Cracking open the window, she leaned out to check the plate. Still full. There was a stray cat Kathleen left food out for, but it didn’t always show up, especially in the warmer months. She didn’t mind. It was a relationship of mutual benefit at best.

Shedding her clothing on the floor, Kathleen walked through her bedroom and into the bathroom, grateful she wouldn’t have to wear the hated garters again. She might even have a bonfire party—those were supposed to be cathartic.
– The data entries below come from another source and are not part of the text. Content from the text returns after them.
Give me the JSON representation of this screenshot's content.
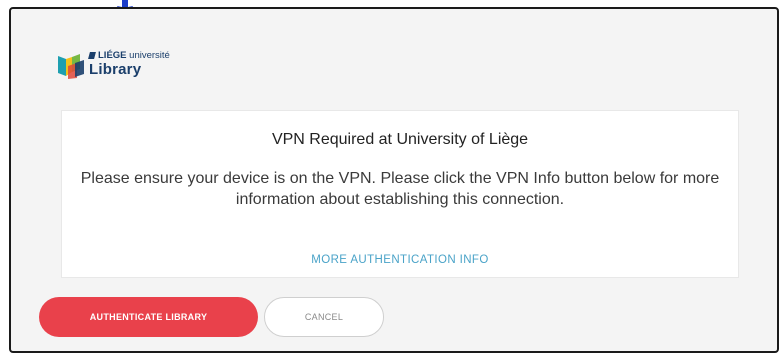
{
  "logo": {
    "brand_top": "LIÉGE",
    "brand_top_suffix": "université",
    "brand_bottom": "Library",
    "colors": {
      "blue": "#1b3f6b",
      "teal": "#1e9fb0",
      "yellow": "#f2c21b",
      "green": "#77b843",
      "red": "#e1473a"
    }
  },
  "dialog": {
    "title": "VPN Required at University of Liège",
    "message": "Please ensure your device is on the VPN. Please click the VPN Info button below for more information about establishing this connection.",
    "more_link": "MORE AUTHENTICATION INFO"
  },
  "buttons": {
    "authenticate_label": "AUTHENTICATE LIBRARY",
    "cancel_label": "CANCEL"
  },
  "colors": {
    "accent": "#e9414b",
    "link": "#4aa3c8",
    "cursor": "#1a3cc8"
  },
  "icons": {
    "cursor": "arrow-pointer-icon",
    "logo": "liege-logo-icon"
  }
}
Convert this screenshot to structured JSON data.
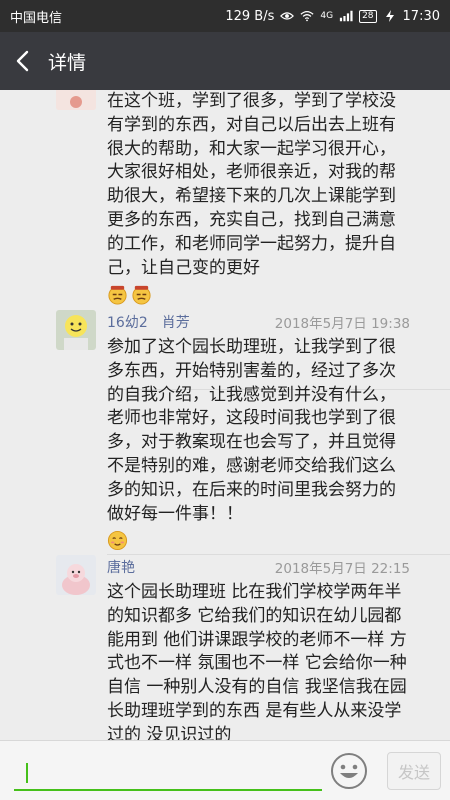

The shower stall sat next to the marvelously deep bath where she regularly indulged in long soaks after a hard shift. For now, though, she just wanted to get clean. When she turned the hot water on full, the water pipes creaked and groaned in protest, finally settling into a steady hum. She stepped under the relaxing stream of hot water, a long breath escaping her lips as the heat soaked into her muscles. Her shoulder ached where the bullet had nicked it, but the waterproof bandage the paramedic had put on held in place.

Thinking of it brought to mind the assassin. His blue eyes darkening as they found hers, his muscles bulging as his hand wrapped into her hair, his gaze ticking down…

Kathleen traced her fingers along her neck. She imagined his lips following the path his eyes had taken, trailing down her throat.

She felt a tingling between her legs and took a breath.

What the fuck.

She would not touch herself over an assassin. Get a grip, Harper.

Kathleen spun the cold water up and showered with quick efficiency, shivering. Her long hair was almost dry by the time she finished her microwaved dinner and climbed under the pile of blankets on her bed.

She wondered what he was doing: where he was, what he was thinking. Almost certainly, he wasn’t thinking of her, so why was she thinking of him?